The report presents plans of action for the international community to put into effect. A global R&D strategy on climate change is among these recommendations, as well as:

  • An international campaign against organized crime.
  • An international science and technology organization that connects the world’s scientists, tracks advancements, and forecasts their consequences, so that the world community understands the impacts of new technologies before they reach widespread use.
  • A universal commitment to nonviolence that mobilizes public education systems; implements an early-warning system that connects NGOs and media services with governments and UN agencies; employs Web-based citizen collaborations for peace promotion, rumor control, fact finding, and reconciliation; and enacts better land ownership recording systems in developing countries to remove land grabbing as a cause of conflict.
  • Renewed international legislation to combat violence against women and to safeguard women’s rights.
  • International attention to water shortages, and implementation across the Earth of saltwater agriculture on coastlines, hydroponics, aquaponics, vertical urban agriculture installations in buildings, production of pure meat without growing animals, vegetarianism, repair of leaking pipes, and reuse of treated water.

The 2012 report has a few new features, as well. For instance, there is a first-ever national SOFI for Azerbaijan.
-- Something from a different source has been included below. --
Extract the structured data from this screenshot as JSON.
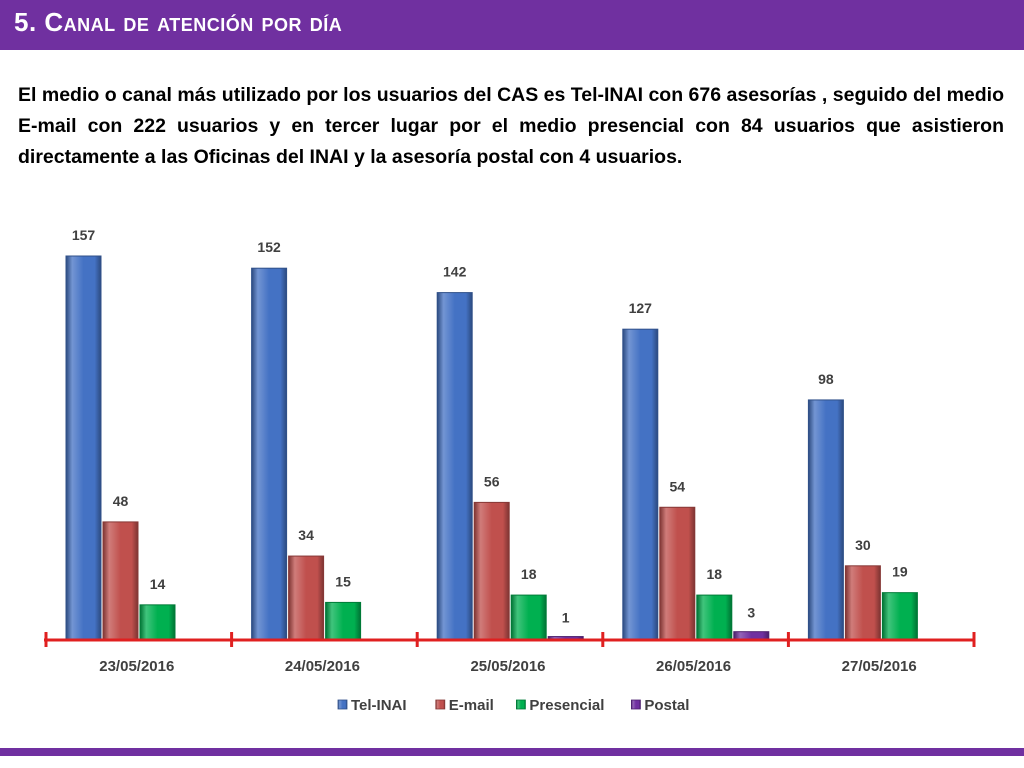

It charts progress from 1990 through 2010, and a continuing rate of progress through 2020, depending on such feasible (but not guaranteed) developments as year-by-year improvements in energy efficiency, increasing enrollment, utilization of fiber-optic cable to expand broadband capacity, and accession of Azerbaijan into the World Trade Organization.
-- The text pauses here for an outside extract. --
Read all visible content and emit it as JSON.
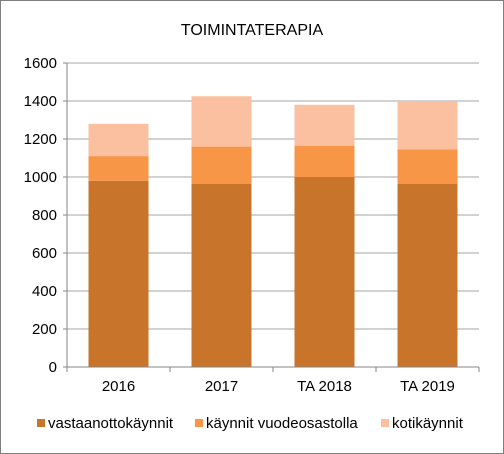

Kuwait also has a first-time spotlight in the report. A chapter details 16 hopes and 16 fears for Kuwait that the prime minister’s Technical & Advisory Office devised through analysis workshops. The “hope” ledger includes fostering human capital formation, restoring the rule of law, and enhancing transparency and accountability throughout the government. Increases in corruption, declines in oil revenues, and water scarcities are among the fears.

The 2012 State of the Future affords these additional insights:

  • Cooperatives can be a major generator of employment and development, particularly in lower-income countries, and merit greater consideration as an option for developing economies to reduce their rich–poor disparities.
  • Companies, universities, and research centers will increasingly form partnerships and cooperation networks, combining their expertise to bring new advancements in nanotechnology, photonics, advanced manufacturing, and other areas of endeavor to fruition.
  • The fast-growing science of ontology could exert a greater impact on humanity than the rise of the Internet. (Ontology is a type of linguistic abstraction used in artificial intelligence, software, biomedical informatics, and information systems; ontologies allow for data to interoperate and for machines to make inferences.) The report calls for more education and training opportunities for ontologists, and for better means of connecting ontologists with organizations that need them.

“Humanity needs a global, multifaceted, general long-term view of the future with long-range goals to help it make better decisions today to build a brighter future,” states the report. “Short-term, selfish economic decisionmaking has led to many problems, ranging from the Euro crisis to the political stalemate in Washington and insufficient actions from Rio+20.”

Although rivalries and mistrust have afflicted international relations throughout history, this year’s State of the Future shows that the international community will ultimately rise or fall together, and it puts forth concrete plans by which we might rise together toward a better future.

The Millennium Project, continuing its tradition of forward-thinking global scholarship, has once again delivered an opus that is impeccably researched and worthy of world leaders’ study.